AUDIO: Phone Call From Jail
TAMPA - Fallen "American Idol" star Jessica Sierra stood in a courtroom this morning, trying in vain to cover the worried look on her face with her long brown hair.
Her attorney, John Fitzgibbons, told Circuit Judge Daniel Perry that he wasn't ready to directly address the charges against Sierra but would enter a not guilty plea on her behalf to the misdemeanor charges of disorderly intoxication and resisting an officer without violence.
The charges stem from a run-in she had with three officers early Saturday outside an Ybor City nightclub.
Fitzgibbons also said that for now he would deny that Sierra, 22, violated probation. He said he predicts that ultimately Sierra will not protest the charges.
Perry set a hearing for Dec. 20. Sierra will remain in jail at least until that hearing. She is being held without bail on the probation violation allegation.
Outside the courthouse, Fitzgibbons said Sierra has "talents" but also "demons."
He said he is trying to put together plans with doctors for a comprehensive drug and alcohol program.

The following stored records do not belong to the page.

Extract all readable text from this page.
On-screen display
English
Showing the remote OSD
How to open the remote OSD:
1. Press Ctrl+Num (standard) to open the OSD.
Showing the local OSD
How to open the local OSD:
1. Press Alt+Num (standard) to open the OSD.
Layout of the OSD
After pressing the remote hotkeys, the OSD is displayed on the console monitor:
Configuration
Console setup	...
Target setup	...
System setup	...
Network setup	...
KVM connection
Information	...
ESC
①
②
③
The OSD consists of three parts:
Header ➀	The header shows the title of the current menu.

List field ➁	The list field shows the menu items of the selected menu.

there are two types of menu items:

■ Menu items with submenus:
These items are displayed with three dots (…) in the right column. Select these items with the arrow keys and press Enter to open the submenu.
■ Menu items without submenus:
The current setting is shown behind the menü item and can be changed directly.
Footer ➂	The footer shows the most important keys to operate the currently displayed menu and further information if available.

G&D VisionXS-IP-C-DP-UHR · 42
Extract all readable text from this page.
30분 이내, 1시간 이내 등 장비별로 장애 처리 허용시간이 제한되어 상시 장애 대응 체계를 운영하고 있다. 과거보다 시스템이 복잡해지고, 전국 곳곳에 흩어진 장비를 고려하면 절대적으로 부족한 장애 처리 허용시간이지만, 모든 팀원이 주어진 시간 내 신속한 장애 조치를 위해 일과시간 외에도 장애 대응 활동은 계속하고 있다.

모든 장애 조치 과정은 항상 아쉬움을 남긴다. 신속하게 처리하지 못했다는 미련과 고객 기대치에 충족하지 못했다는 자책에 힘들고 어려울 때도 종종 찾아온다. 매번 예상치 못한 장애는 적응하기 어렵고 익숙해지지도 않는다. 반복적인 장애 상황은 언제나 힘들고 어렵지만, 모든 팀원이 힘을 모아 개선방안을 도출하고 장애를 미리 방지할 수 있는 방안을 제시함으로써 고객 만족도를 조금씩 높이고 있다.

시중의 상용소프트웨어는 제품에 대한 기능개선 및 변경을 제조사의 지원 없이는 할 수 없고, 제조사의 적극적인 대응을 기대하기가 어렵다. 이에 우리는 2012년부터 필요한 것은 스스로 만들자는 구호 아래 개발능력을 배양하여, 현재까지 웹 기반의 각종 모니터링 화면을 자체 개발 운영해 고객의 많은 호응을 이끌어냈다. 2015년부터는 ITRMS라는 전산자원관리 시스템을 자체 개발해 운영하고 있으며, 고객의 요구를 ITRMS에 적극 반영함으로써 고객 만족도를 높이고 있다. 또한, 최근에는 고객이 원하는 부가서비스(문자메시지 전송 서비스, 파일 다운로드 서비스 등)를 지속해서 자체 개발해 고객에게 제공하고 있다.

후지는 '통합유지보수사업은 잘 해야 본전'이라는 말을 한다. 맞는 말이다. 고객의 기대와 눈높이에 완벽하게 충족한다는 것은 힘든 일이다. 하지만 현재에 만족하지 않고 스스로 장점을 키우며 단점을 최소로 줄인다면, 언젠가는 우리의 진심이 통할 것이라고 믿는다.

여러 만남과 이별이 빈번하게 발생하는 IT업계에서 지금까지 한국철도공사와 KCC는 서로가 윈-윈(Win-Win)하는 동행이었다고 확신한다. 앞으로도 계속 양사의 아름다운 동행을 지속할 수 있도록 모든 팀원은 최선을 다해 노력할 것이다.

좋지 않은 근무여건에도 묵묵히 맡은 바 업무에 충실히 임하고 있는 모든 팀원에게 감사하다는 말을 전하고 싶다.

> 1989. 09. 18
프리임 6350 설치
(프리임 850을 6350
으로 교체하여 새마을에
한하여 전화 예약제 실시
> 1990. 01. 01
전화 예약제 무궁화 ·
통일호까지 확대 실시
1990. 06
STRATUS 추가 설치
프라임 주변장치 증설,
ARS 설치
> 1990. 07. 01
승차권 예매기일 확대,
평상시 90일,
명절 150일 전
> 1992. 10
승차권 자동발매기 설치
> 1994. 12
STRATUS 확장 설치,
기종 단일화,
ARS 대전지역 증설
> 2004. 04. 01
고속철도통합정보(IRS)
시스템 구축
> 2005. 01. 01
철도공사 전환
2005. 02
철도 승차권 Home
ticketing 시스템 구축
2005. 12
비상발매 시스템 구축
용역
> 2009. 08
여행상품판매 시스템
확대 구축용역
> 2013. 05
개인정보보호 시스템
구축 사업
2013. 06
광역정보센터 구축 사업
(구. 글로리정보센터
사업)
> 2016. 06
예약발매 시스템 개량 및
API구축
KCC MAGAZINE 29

"Ultimately I think the criminal justice system wants people to get help," Fitzgibbons said.
Asked whether he would request bail for Sierra at the hearing Dec. 20, Fitzgibbons shrugged.
"It depends on what the experts tell me," he said.
According to police reports, Sierra was kicked out of Full Moon Saloon in Ybor City. Outside the club, Sierra continued to cause a disturbance by trying to get back in and harassing patrons on the street, authorities said. When police intervened, she became combative, they said.
In a police car, reports state, she vomited, cursed and offered a sexual favor to an officer if he would release her. She used a racial slur against the officer, a word sometimes aimed at blacks. The officer is white.
In a recorded phone conversation Sierra made from jail, released by prosecutors Thursday, she sounds irritated but sober. The call was recorded at 9:19 a.m. Saturday, about seven hours after she was booked.
Sierra speaks loudly but does not slur her words as she talks to a woman she calls Aunt Sheila. Public records show a Sheila Baxter living at the home owned by Sierra's grandparents.
Sierra asks whether anyone has spoken to her father.
"He's livid," the woman says.
Sierra seems shocked, says she doesn't care about the charges and several times says she didn't do anything wrong.
"Well, that's not necessarily what really happened," says the exasperated woman. She says Sierra fought with a friend.
"I didn't fight nobody but the police," Sierra says, calling them "stupid" and "Crackers."
Sierra says police are alleging disorderly intoxication but "everybody's intoxicated in Ybor."
"You're not supposed to be," the woman says.
Sierra, who grew up in Tampa, was a 2005 Top 10 finalist on "American Idol." After a felony battery arrest in April at a Hyde Park nightclub, she was placed on probation. Her attorney said she had completed a drug and alcohol rehabilitation program in California that was filmed and is scheduled to be aired on VH1 in January as a reality show: "Celebrity Rehab With Dr. Drew."
After her previous arrest, she pleaded no contest to felony battery. Police said used a bar glass to hit a man. Sierra at first claimed the man had spit on her. She later said she might have mistaken him for someone else.
On the Web site for "American Idol," Sierra has a personal page where she says in a video interview that she did not meet her mother until she was 13 years old. She was raised by her grandparents.
In August 2004, just weeks before Sierra auditioned for "American Idol," her mother died of a drug overdose.
Her mother, Christine Sierra, had arrests and convictions for prostitution and drug charges dating to 1990.
In a questionnaire on the Web site, Sierra lists her grandmother as her inspiration and hero.
She also writes that people would be surprised to know that she is not as strong as she comes off.
"I have a lot of disappointment in my past that I have always tried to overcome on my own using music as my only release," she writes.
Getting past her mother's death, she writes, has been her greatest obstacle in life.
Asked about her definition of an "American Idol," Sierra writes that it is someone blessedwith the opportunity to share music with the world.
"They are also a role model to those who have their own hopes and dreams of becoming an American Idol," Sierra writes, "whether it be singing or any of other various talents."